There will also be a joint project with the Royal New Zealand College of General Practitioners to increase the number of GPs trained each year to 300 and to get more Māori and Pacific GPs, and funding to increase training slots for radiology registrars so that there 15 more training slots in three years.
“The initiatives announced today are just the start of the workforce plan,” Andrew Little said.
“Another area we are looking at is the repetition of processes and the length of time it takes for overseas-trained nurses when they are seeking registration to work in New Zealand.
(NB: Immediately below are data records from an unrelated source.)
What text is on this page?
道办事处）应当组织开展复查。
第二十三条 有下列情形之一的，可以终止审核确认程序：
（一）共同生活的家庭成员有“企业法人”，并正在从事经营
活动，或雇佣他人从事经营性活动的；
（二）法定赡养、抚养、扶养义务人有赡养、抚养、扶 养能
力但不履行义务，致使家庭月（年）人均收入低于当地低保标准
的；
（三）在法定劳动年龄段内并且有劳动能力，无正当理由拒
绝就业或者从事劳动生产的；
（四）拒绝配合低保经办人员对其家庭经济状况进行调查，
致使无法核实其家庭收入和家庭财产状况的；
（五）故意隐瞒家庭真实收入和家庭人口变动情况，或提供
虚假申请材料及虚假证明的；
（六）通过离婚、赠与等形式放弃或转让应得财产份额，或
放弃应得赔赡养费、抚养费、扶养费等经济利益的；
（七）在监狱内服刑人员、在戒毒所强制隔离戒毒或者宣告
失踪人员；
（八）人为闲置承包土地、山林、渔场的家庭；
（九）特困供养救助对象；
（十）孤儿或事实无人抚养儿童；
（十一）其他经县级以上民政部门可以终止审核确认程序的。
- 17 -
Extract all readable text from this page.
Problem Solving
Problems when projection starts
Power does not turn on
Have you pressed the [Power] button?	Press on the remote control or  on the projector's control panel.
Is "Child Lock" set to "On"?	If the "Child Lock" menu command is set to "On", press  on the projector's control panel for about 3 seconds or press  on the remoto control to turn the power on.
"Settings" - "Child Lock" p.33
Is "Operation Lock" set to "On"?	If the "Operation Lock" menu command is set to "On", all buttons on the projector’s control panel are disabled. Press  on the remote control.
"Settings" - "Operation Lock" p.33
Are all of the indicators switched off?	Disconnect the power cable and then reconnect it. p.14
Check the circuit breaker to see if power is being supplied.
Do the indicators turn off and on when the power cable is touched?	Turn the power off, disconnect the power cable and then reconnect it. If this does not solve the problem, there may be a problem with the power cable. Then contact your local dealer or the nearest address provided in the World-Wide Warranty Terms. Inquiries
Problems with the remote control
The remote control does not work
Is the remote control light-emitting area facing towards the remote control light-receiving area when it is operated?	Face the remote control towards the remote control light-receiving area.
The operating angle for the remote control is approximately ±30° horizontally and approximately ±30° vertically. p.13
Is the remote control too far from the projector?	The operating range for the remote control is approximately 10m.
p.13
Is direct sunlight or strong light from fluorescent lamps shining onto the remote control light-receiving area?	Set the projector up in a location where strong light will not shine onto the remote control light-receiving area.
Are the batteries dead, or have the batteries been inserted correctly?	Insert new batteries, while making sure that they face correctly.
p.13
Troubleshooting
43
I am writing to the Nursing Council, Health New Zealand, the Māori Health Authority and the Minister of Immigration to ask that it be streamlined.”
RNZ reported that a multimedia domestic recruitment campaign called Real Nurses had already been set up, he said, to showcase nursing “as a diverse, meaningful and rewarding career”, and would run on Facebook, Instagram, Tik Tok, YouTube, Twitch alongside online and outdoor advertising.
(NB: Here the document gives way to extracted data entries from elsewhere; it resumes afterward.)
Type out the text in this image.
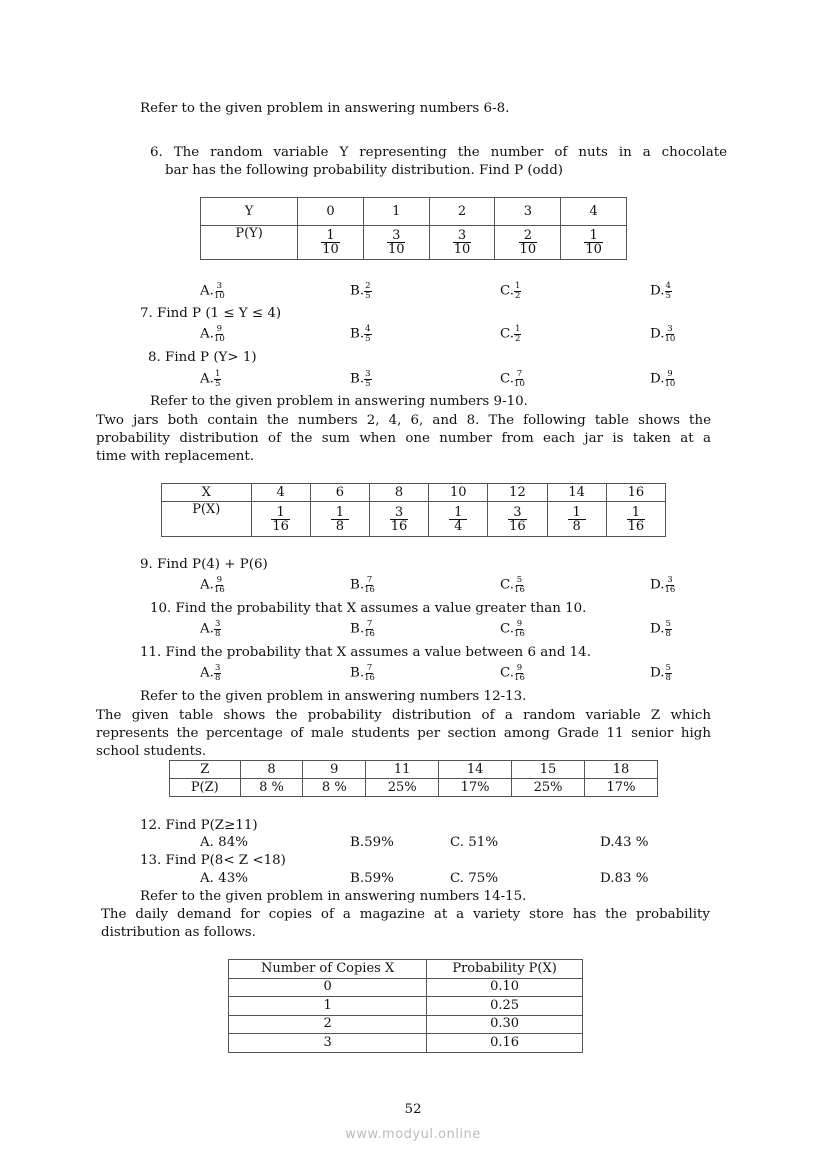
Refer to the given problem in answering numbers 6-8.
6. The random variable Y representing the number of nuts in a chocolate
bar has the following probability distribution. Find P (odd)
Y	0	1	2	3	4
P(Y)	$\frac{1}{10}$	$\frac{3}{10}$	$\frac{3}{10}$	$\frac{2}{10}$	$\frac{1}{10}$
A. $\frac{3}{10}$	B. $\frac{2}{5}$	C. $\frac{1}{2}$	D. $\frac{4}{5}$
7. Find P (1 ≤ Y ≤ 4)
A. $\frac{9}{10}$	B. $\frac{4}{5}$	C. $\frac{1}{2}$	D. $\frac{3}{10}$
8. Find P (Y> 1)
A. $\frac{1}{5}$	B. $\frac{3}{5}$	C. $\frac{7}{10}$	D. $\frac{9}{10}$
Refer to the given problem in answering numbers 9-10.
Two jars both contain the numbers 2, 4, 6, and 8. The following table shows the
probability distribution of the sum when one number from each jar is taken at a
time with replacement.
X	4	6	8	10	12	14	16
P(X)	$\frac{1}{16}$	$\frac{1}{8}$	$\frac{3}{16}$	$\frac{1}{4}$	$\frac{3}{16}$	$\frac{1}{8}$	$\frac{1}{16}$
9. Find P(4) + P(6)
A. $\frac{9}{16}$	B. $\frac{7}{16}$	C. $\frac{5}{16}$	D. $\frac{3}{16}$
10. Find the probability that X assumes a value greater than 10.
A. $\frac{3}{8}$	B. $\frac{7}{16}$	C. $\frac{9}{16}$	D. $\frac{5}{8}$
11. Find the probability that X assumes a value between 6 and 14.
A. $\frac{3}{8}$	B. $\frac{7}{16}$	C. $\frac{9}{16}$	D. $\frac{5}{8}$
Refer to the given problem in answering numbers 12-13.
The given table shows the probability distribution of a random variable Z which
represents the percentage of male students per section among Grade 11 senior high
school students.
Z	8	9	11	14	15	18
P(Z)	8 %	8 %	25%	17%	25%	17%
12. Find P(Z≥11)
A. 84%	B.59%	C. 51%	D.43 %
13. Find P(8< Z <18)
A. 43%	B.59%	C. 75%	D.83 %
Refer to the given problem in answering numbers 14-15.
The daily demand for copies of a magazine at a variety store has the probability
distribution as follows.
Number of Copies X	Probability P(X)
0	0.10
1	0.25
2	0.30
3	0.16
52
www.modyul.online
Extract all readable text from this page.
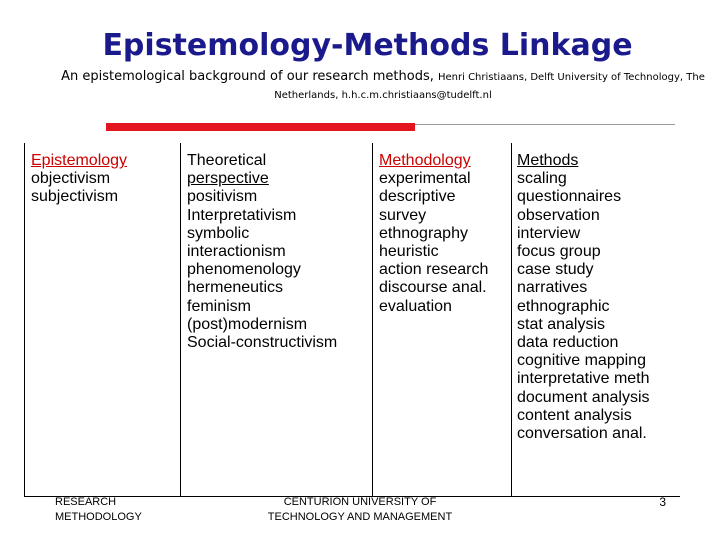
Epistemology-Methods Linkage
An epistemological background of our research methods, Henri Christiaans, Delft University of Technology, The Netherlands, h.h.c.m.christiaans@tudelft.nl
Epistemology
objectivism
subjectivism
Theoretical
perspective
positivism
Interpretativism
symbolic
interactionism
phenomenology
hermeneutics
feminism
(post)modernism
Social-constructivism
Methodology
experimental
descriptive
survey
ethnography
heuristic
action research
discourse anal.
evaluation
Methods
scaling
questionnaires
observation
interview
focus group
case study
narratives
ethnographic
stat analysis
data reduction
cognitive mapping
interpretative meth
document analysis
content analysis
conversation anal.
RESEARCH
METHODOLOGY
CENTURION UNIVERSITY OF
TECHNOLOGY AND MANAGEMENT
3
The Shortland Street television show would also be involved in the campaign to attract young people as well as encouraging nurses to return to practice.
“The partnership involves the campaign being integrated into the show’s storyline which apparently is a first in the show’s 30-year history,” he said.
Little said he was not aware of any payment being offered to Shortland Street or its producers for their support.